LDB : En lisant votre livre, on pourrait ne pas avoir le sentiment que l’Afrique soit aujourd’hui « The place to be », même pour les Africains. Êtes-vous conscient d’avoir exagéré quelque peu les maux et tares du « mboka » pour fabuliser davantage votre histoire ?

FMM : Tram 83 n’a pas forcement la vocation d’être un roman congolais ou africain. Il peut être considéré comme un roman pakistanais ou russe. Mon discours s’articule, se démembre à partir d’un lieu. Et ce lieu me nourrit mon imaginaire même si l’ancrage demeure le pays.

Vous serez aussi d’accord avec moi que la littérature c’est du cinéma. Elle n’est pas toujours une pâle copie de la réalité. C’est cela notre grande chance: jouer avec la langue, déplacer les falaises, inventer des personnages, échafauder des récits…

Je suis né dans une région minière.

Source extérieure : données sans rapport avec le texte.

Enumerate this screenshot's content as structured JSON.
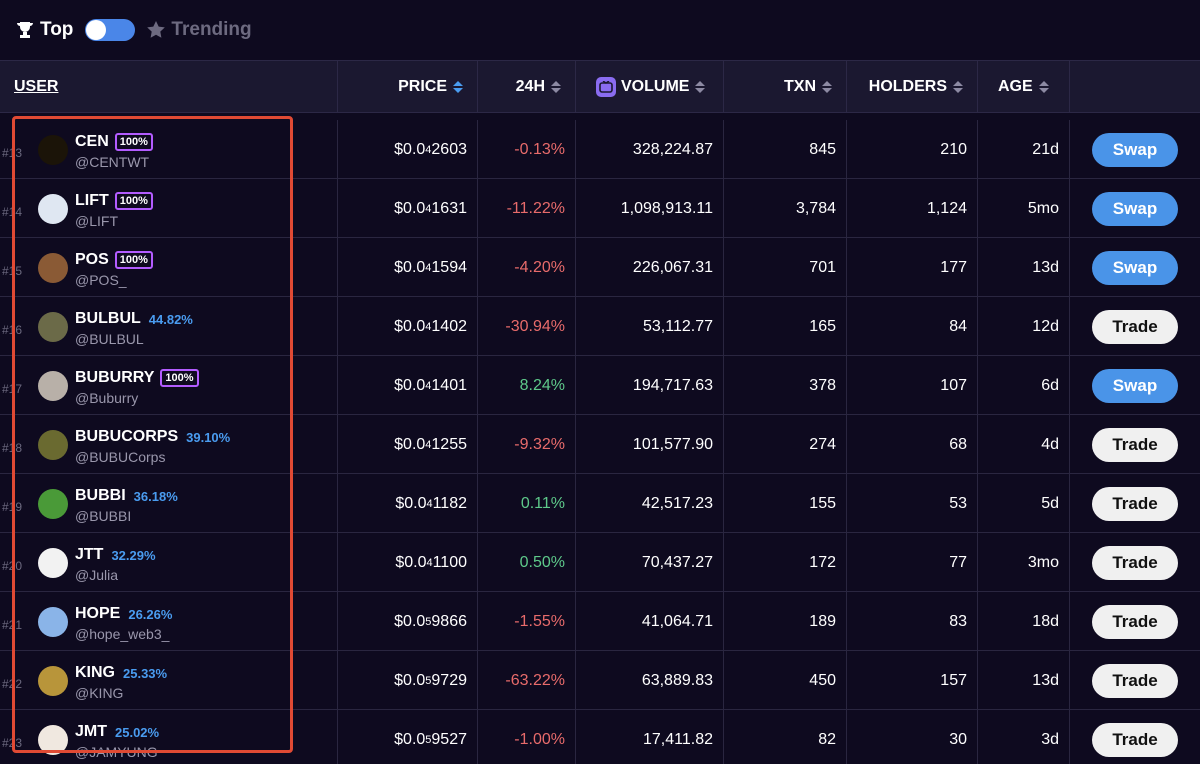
{
  "topbar": {
    "top_label": "Top",
    "trending_label": "Trending",
    "top_icon": "trophy-icon",
    "trending_icon": "star-icon"
  },
  "columns": {
    "user": "USER",
    "price": "PRICE",
    "change": "24H",
    "volume": "VOLUME",
    "txn": "TXN",
    "holders": "HOLDERS",
    "age": "AGE"
  },
  "colors": {
    "accent_blue": "#4a94e8",
    "negative": "#e86b6b",
    "positive": "#5ec98a",
    "highlight_box": "#e04a34"
  },
  "rows": [
    {
      "rank": "#13",
      "name": "CEN",
      "badge": "100%",
      "pct": "",
      "handle": "@CENTWT",
      "price_pre": "$0.0",
      "price_sub": "4",
      "price_post": "2603",
      "change": "-0.13%",
      "dir": "neg",
      "volume": "328,224.87",
      "txn": "845",
      "holders": "210",
      "age": "21d",
      "action": "Swap",
      "avatar": "#1b1408"
    },
    {
      "rank": "#14",
      "name": "LIFT",
      "badge": "100%",
      "pct": "",
      "handle": "@LIFT",
      "price_pre": "$0.0",
      "price_sub": "4",
      "price_post": "1631",
      "change": "-11.22%",
      "dir": "neg",
      "volume": "1,098,913.11",
      "txn": "3,784",
      "holders": "1,124",
      "age": "5mo",
      "action": "Swap",
      "avatar": "#dfe7f2"
    },
    {
      "rank": "#15",
      "name": "POS",
      "badge": "100%",
      "pct": "",
      "handle": "@POS_",
      "price_pre": "$0.0",
      "price_sub": "4",
      "price_post": "1594",
      "change": "-4.20%",
      "dir": "neg",
      "volume": "226,067.31",
      "txn": "701",
      "holders": "177",
      "age": "13d",
      "action": "Swap",
      "avatar": "#8a5a35"
    },
    {
      "rank": "#16",
      "name": "BULBUL",
      "badge": "",
      "pct": "44.82%",
      "handle": "@BULBUL",
      "price_pre": "$0.0",
      "price_sub": "4",
      "price_post": "1402",
      "change": "-30.94%",
      "dir": "neg",
      "volume": "53,112.77",
      "txn": "165",
      "holders": "84",
      "age": "12d",
      "action": "Trade",
      "avatar": "#6b6a48"
    },
    {
      "rank": "#17",
      "name": "BUBURRY",
      "badge": "100%",
      "pct": "",
      "handle": "@Buburry",
      "price_pre": "$0.0",
      "price_sub": "4",
      "price_post": "1401",
      "change": "8.24%",
      "dir": "pos",
      "volume": "194,717.63",
      "txn": "378",
      "holders": "107",
      "age": "6d",
      "action": "Swap",
      "avatar": "#b8b0a8"
    },
    {
      "rank": "#18",
      "name": "BUBUCORPS",
      "badge": "",
      "pct": "39.10%",
      "handle": "@BUBUCorps",
      "price_pre": "$0.0",
      "price_sub": "4",
      "price_post": "1255",
      "change": "-9.32%",
      "dir": "neg",
      "volume": "101,577.90",
      "txn": "274",
      "holders": "68",
      "age": "4d",
      "action": "Trade",
      "avatar": "#6a6a30"
    },
    {
      "rank": "#19",
      "name": "BUBBI",
      "badge": "",
      "pct": "36.18%",
      "handle": "@BUBBI",
      "price_pre": "$0.0",
      "price_sub": "4",
      "price_post": "1182",
      "change": "0.11%",
      "dir": "pos",
      "volume": "42,517.23",
      "txn": "155",
      "holders": "53",
      "age": "5d",
      "action": "Trade",
      "avatar": "#4a9a38"
    },
    {
      "rank": "#20",
      "name": "JTT",
      "badge": "",
      "pct": "32.29%",
      "handle": "@Julia",
      "price_pre": "$0.0",
      "price_sub": "4",
      "price_post": "1100",
      "change": "0.50%",
      "dir": "pos",
      "volume": "70,437.27",
      "txn": "172",
      "holders": "77",
      "age": "3mo",
      "action": "Trade",
      "avatar": "#f2f2f2"
    },
    {
      "rank": "#21",
      "name": "HOPE",
      "badge": "",
      "pct": "26.26%",
      "handle": "@hope_web3_",
      "price_pre": "$0.0",
      "price_sub": "5",
      "price_post": "9866",
      "change": "-1.55%",
      "dir": "neg",
      "volume": "41,064.71",
      "txn": "189",
      "holders": "83",
      "age": "18d",
      "action": "Trade",
      "avatar": "#8ab4e8"
    },
    {
      "rank": "#22",
      "name": "KING",
      "badge": "",
      "pct": "25.33%",
      "handle": "@KING",
      "price_pre": "$0.0",
      "price_sub": "5",
      "price_post": "9729",
      "change": "-63.22%",
      "dir": "neg",
      "volume": "63,889.83",
      "txn": "450",
      "holders": "157",
      "age": "13d",
      "action": "Trade",
      "avatar": "#b8953a"
    },
    {
      "rank": "#23",
      "name": "JMT",
      "badge": "",
      "pct": "25.02%",
      "handle": "@JAMYUNG",
      "price_pre": "$0.0",
      "price_sub": "5",
      "price_post": "9527",
      "change": "-1.00%",
      "dir": "neg",
      "volume": "17,411.82",
      "txn": "82",
      "holders": "30",
      "age": "3d",
      "action": "Trade",
      "avatar": "#f0e8e0"
    }
  ]
}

Je ne résiste pas (encore de la poésie !) à me définir comme le fils aîné de la mine et des chemins de fer. Depuis l’enfance, je cultive une obsession pour l’univers minier. L’artisanat de la mine peut être une malédiction lorsque les conditions de travail ne sont pas réunies. Les creuseurs artisanaux (quel qu' en soit le pays ou l’époque) accréditeront mon point de vue. Tram 83 est un texte qui s’encre dans une expérience universelle et use d’une certaine élégance (encore de la poésie !) pour énoncer la laideur. 

LDB: Que vous inspire Cheikh Anta Diop,  votre co-lauréat des GPAL 2015, distingué notamment dans la catégorie grand prix de la mémoire ?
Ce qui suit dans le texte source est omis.